Miss Susie CAN’T be thrilled with the competition:  

Thom Tillis wants to make the Senate work a little more like the North Carolina Legislature.

A full review of the rules, starting in the Republican Conference, with an eye toward big changes. Chairmanships no longer based on seniority. Members having to choose between leadership spots or significant legislative positions.

And most of all, says the former speaker of the state House in Raleigh, it’s time for Republicans to stop paying attention to process complaints about hearings and regular order and reconciliation and the way it gets played in the political media—voters don’t care about that, he says—and focus on passing bills that become laws.

“When people are fundamentally opposed to the policy, they start screaming process,” Tillis told me in an interview for POLITICO’s Off Message podcast. “It’s hard to debate the result. They may not like the process, but if they don’t like the process, change the rules. Otherwise, you should use whatever rules are available to produce the outcome.”

Tillis wants to be cremated, and he wants the urn to say: “Husband. Father. Grandfather. RINO.”

Except he likes to make the initials stand for “Republican in Need of Outcomes.”[…] 

*SIGH*.  (It’s STILL not funny.) 

[…] Tillis needs outcomes in the Senate. And he needs them as the finance chairman of the National Republican Senatorial Committee. He’s sick of trying to explain to donors and voters how a year with full control of all three branches of government has so far lacked any major legislative success. The GOP-led Congress is now barreling toward Christmas facing huge doubts about pulling off tax reform—and with the expectation that failing to get it would be penalized at the ballot box.

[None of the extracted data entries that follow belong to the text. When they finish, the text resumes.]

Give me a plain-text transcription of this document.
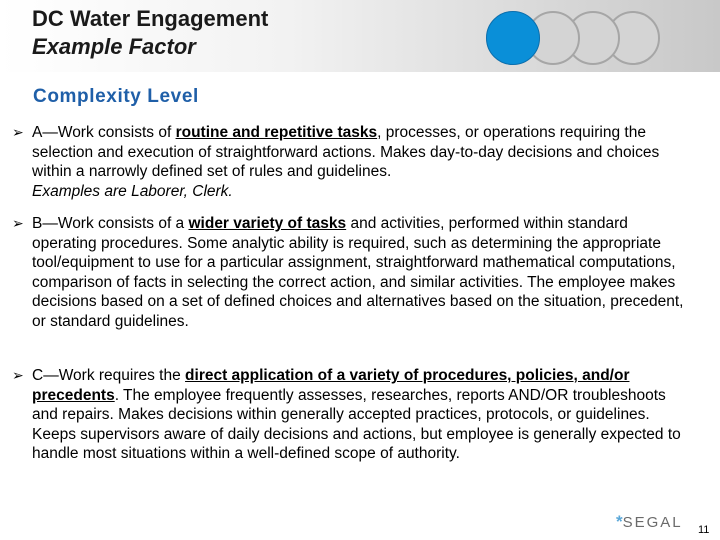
DC Water Engagement
Example Factor
Complexity Level
➢ A—Work consists of routine and repetitive tasks, processes, or operations requiring the selection and execution of straightforward actions. Makes day-to-day decisions and choices within a narrowly defined set of rules and guidelines.
Examples are Laborer, Clerk.
➢ B—Work consists of a wider variety of tasks and activities, performed within standard operating procedures. Some analytic ability is required, such as determining the appropriate tool/equipment to use for a particular assignment, straightforward mathematical computations, comparison of facts in selecting the correct action, and similar activities. The employee makes decisions based on a set of defined choices and alternatives based on the situation, precedent, or standard guidelines.
➢ C—Work requires the direct application of a variety of procedures, policies, and/or precedents. The employee frequently assesses, researches, reports AND/OR troubleshoots and repairs. Makes decisions within generally accepted practices, protocols, or guidelines. Keeps supervisors aware of daily decisions and actions, but employee is generally expected to handle most situations within a well-defined scope of authority.
*SEGAL 11
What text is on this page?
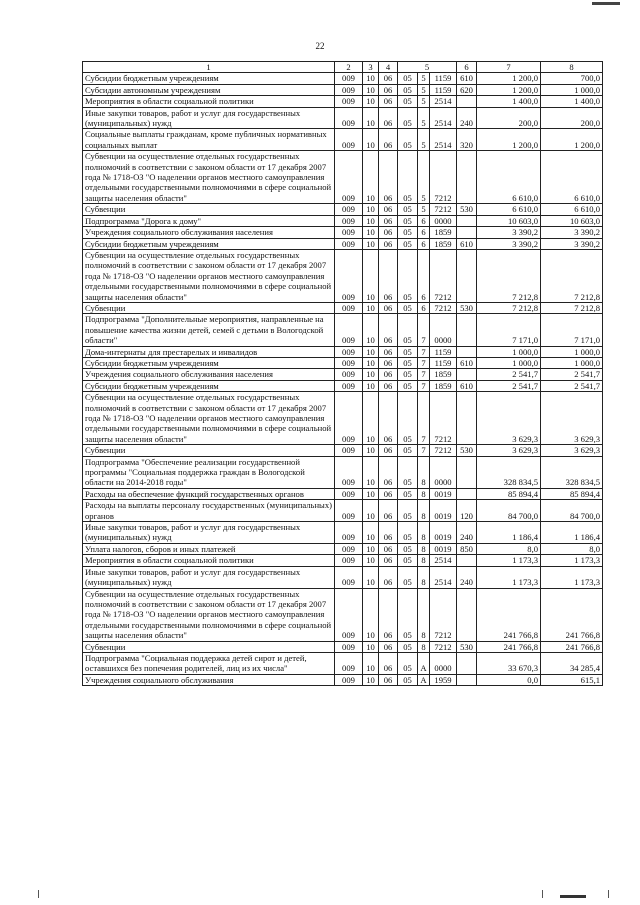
22
1	2	3	4	5			6	7	8
Субсидии бюджетным учреждениям	009	10	06	05	5	1159	610	1 200,0	700,0
Субсидии автономным учреждениям	009	10	06	05	5	1159	620	1 200,0	1 000,0
Мероприятия в области социальной политики	009	10	06	05	5	2514		1 400,0	1 400,0
Иные закупки товаров, работ и услуг для государственных (муниципальных) нужд	009	10	06	05	5	2514	240	200,0	200,0
Социальные выплаты гражданам, кроме публичных нормативных социальных выплат	009	10	06	05	5	2514	320	1 200,0	1 200,0
Субвенции на осуществление отдельных государственных полномочий в соответствии с законом области от 17 декабря 2007 года № 1718-ОЗ "О наделении органов местного самоуправления отдельными государственными полномочиями в сфере социальной защиты населения области"	009	10	06	05	5	7212		6 610,0	6 610,0
Субвенции	009	10	06	05	5	7212	530	6 610,0	6 610,0
Подпрограмма "Дорога к дому"	009	10	06	05	6	0000		10 603,0	10 603,0
Учреждения социального обслуживания населения	009	10	06	05	6	1859		3 390,2	3 390,2
Субсидии бюджетным учреждениям	009	10	06	05	6	1859	610	3 390,2	3 390,2
Субвенции на осуществление отдельных государственных полномочий в соответствии с законом области от 17 декабря 2007 года № 1718-ОЗ "О наделении органов местного самоуправления отдельными государственными полномочиями в сфере социальной защиты населения области"	009	10	06	05	6	7212		7 212,8	7 212,8
Субвенции	009	10	06	05	6	7212	530	7 212,8	7 212,8
Подпрограмма "Дополнительные мероприятия, направленные на повышение качества жизни детей, семей с детьми в Вологодской области"	009	10	06	05	7	0000		7 171,0	7 171,0
Дома-интернаты для престарелых и инвалидов	009	10	06	05	7	1159		1 000,0	1 000,0
Субсидии бюджетным учреждениям	009	10	06	05	7	1159	610	1 000,0	1 000,0
Учреждения социального обслуживания населения	009	10	06	05	7	1859		2 541,7	2 541,7
Субсидии бюджетным учреждениям	009	10	06	05	7	1859	610	2 541,7	2 541,7
Субвенции на осуществление отдельных государственных полномочий в соответствии с законом области от 17 декабря 2007 года № 1718-ОЗ "О наделении органов местного самоуправления отдельными государственными полномочиями в сфере социальной защиты населения области"	009	10	06	05	7	7212		3 629,3	3 629,3
Субвенции	009	10	06	05	7	7212	530	3 629,3	3 629,3
Подпрограмма "Обеспечение реализации государственной программы "Социальная поддержка граждан в Вологодской области на 2014-2018 годы"	009	10	06	05	8	0000		328 834,5	328 834,5
Расходы на обеспечение функций государственных органов	009	10	06	05	8	0019		85 894,4	85 894,4
Расходы на выплаты персоналу государственных (муниципальных) органов	009	10	06	05	8	0019	120	84 700,0	84 700,0
Иные закупки товаров, работ и услуг для государственных (муниципальных) нужд	009	10	06	05	8	0019	240	1 186,4	1 186,4
Уплата налогов, сборов и иных платежей	009	10	06	05	8	0019	850	8,0	8,0
Мероприятия в области социальной политики	009	10	06	05	8	2514		1 173,3	1 173,3
Иные закупки товаров, работ и услуг для государственных (муниципальных) нужд	009	10	06	05	8	2514	240	1 173,3	1 173,3
Субвенции на осуществление отдельных государственных полномочий в соответствии с законом области от 17 декабря 2007 года № 1718-ОЗ "О наделении органов местного самоуправления отдельными государственными полномочиями в сфере социальной защиты населения области"	009	10	06	05	8	7212		241 766,8	241 766,8
Субвенции	009	10	06	05	8	7212	530	241 766,8	241 766,8
Подпрограмма "Социальная поддержка детей сирот и детей, оставшихся без попечения родителей, лиц из их числа"	009	10	06	05	А	0000		33 670,3	34 285,4
Учреждения социального обслуживания	009	10	06	05	А	1959		0,0	615,1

“If we fail to produce an outcome, it will be a very difficult couple of cycles in the U.S. Senate and in the House,” Tillis says. “If we don’t, then I think we will be fighting hand to hand in every state to point to the record of the members who are up for reelection and then to point to the credentials and the quality of the candidates in these other states we’re targeting.” […] 

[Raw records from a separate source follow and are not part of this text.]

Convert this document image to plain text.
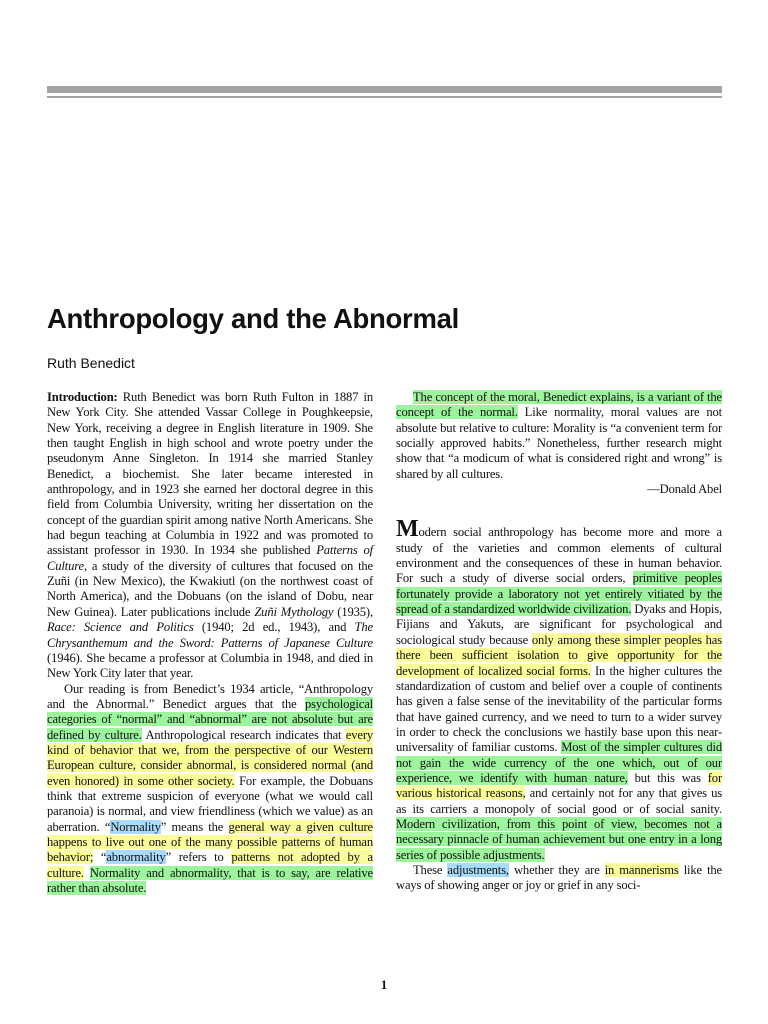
Anthropology and the Abnormal
Ruth Benedict

Introduction: Ruth Benedict was born Ruth Fulton in 1887 in New York City. She attended Vassar College in Poughkeepsie, New York, receiving a degree in English literature in 1909. She then taught English in high school and wrote poetry under the pseudonym Anne Singleton. In 1914 she married Stanley Benedict, a biochemist. She later became interested in anthropology, and in 1923 she earned her doctoral degree in this field from Columbia University, writing her dissertation on the concept of the guardian spirit among native North Americans. She had begun teaching at Columbia in 1922 and was promoted to assistant professor in 1930. In 1934 she published Patterns of Culture, a study of the diversity of cultures that focused on the Zuñi (in New Mexico), the Kwakiutl (on the northwest coast of North America), and the Dobuans (on the island of Dobu, near New Guinea). Later publications include Zuñi Mythology (1935), Race: Science and Politics (1940; 2d ed., 1943), and The Chrysanthemum and the Sword: Patterns of Japanese Culture (1946). She became a professor at Columbia in 1948, and died in New York City later that year.

Our reading is from Benedict’s 1934 article, “Anthropology and the Abnormal.” Benedict argues that the psychological categories of “normal” and “abnormal” are not absolute but are defined by culture. Anthropological research indicates that every kind of behavior that we, from the perspective of our Western European culture, consider abnormal, is considered normal (and even honored) in some other society. For example, the Dobuans think that extreme suspicion of everyone (what we would call paranoia) is normal, and view friendliness (which we value) as an aberration. “Normality” means the general way a given culture happens to live out one of the many possible patterns of human behavior; “abnormality” refers to patterns not adopted by a culture. Normality and abnormality, that is to say, are relative rather than absolute.

The concept of the moral, Benedict explains, is a variant of the concept of the normal. Like normality, moral values are not absolute but relative to culture: Morality is “a convenient term for socially approved habits.” Nonetheless, further research might show that “a modicum of what is considered right and wrong” is shared by all cultures.

—Donald Abel

Modern social anthropology has become more and more a study of the varieties and common elements of cultural environment and the consequences of these in human behavior. For such a study of diverse social orders, primitive peoples fortunately provide a laboratory not yet entirely vitiated by the spread of a standardized worldwide civilization. Dyaks and Hopis, Fijians and Yakuts, are significant for psychological and sociological study because only among these simpler peoples has there been sufficient isolation to give opportunity for the development of localized social forms. In the higher cultures the standardization of custom and belief over a couple of continents has given a false sense of the inevitability of the particular forms that have gained currency, and we need to turn to a wider survey in order to check the conclusions we hastily base upon this near-universality of familiar customs. Most of the simpler cultures did not gain the wide currency of the one which, out of our experience, we identify with human nature, but this was for various historical reasons, and certainly not for any that gives us as its carriers a monopoly of social good or of social sanity. Modern civilization, from this point of view, becomes not a necessary pinnacle of human achievement but one entry in a long series of possible adjustments.

These adjustments, whether they are in mannerisms like the ways of showing anger or joy or grief in any soci-

1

Hiroshima and Nagasaki and 9-11 were ALL “outcomes.” 

Oh, and — big guy — you need to start showing some concern about your OWN reelection.  Liddy Dole’s turn at the NRSC didn’t do a thing for her fortunes at the ballot box in 2008.

MORE:

[…] It’s a delicate time to be a Republican senator. Only one of their number—Jeff Sessions—endorsed Trump in the GOP presidential primary last year, and he’s now attorney general. Their leader, Mitch McConnell, is increasingly unpopular with the GOP base. Former White House chief strategist Steve Bannon is trying to throw out many of them, using his visceral connection to the Trumpian grass roots to endorse insurgent bomb throwers like former judge Roy Moore in Alabama.

Tillis says he doesn’t know either of them. He figures Moore might change if and when he’s actually part of the conference. As for Bannon, maybe he won’t be as much of a problem for Republican incumbents as he claims to be. (“He’s a useful voice,” Tillis says.)

Yep.  Keep throwing rocks at that hornet’s nest. 

[…] Tillis doesn’t know what to make of Trump—just last week he was using his question time at a hearing with Sessions to ask Trump’s attorney general to explain a presidential tweet about the future of the Dreamers, which both men admitted they didn’t understand. But he suggests that maybe some of what Trump is doing is purposeful chaos, which reminds Tillis of people he used to work with during his career in research and development who’d throw out all sorts of ideas to see which ones stick.

He knows that this is a generous reading of the president, and not all of it is strategic.

I ask him whether Trump makes him proud to be a Republican.

“I’m actually proud to be a Republican based on the ideals that being a conservative stand for,” Tillis retorts. “So I don’t need any one person.”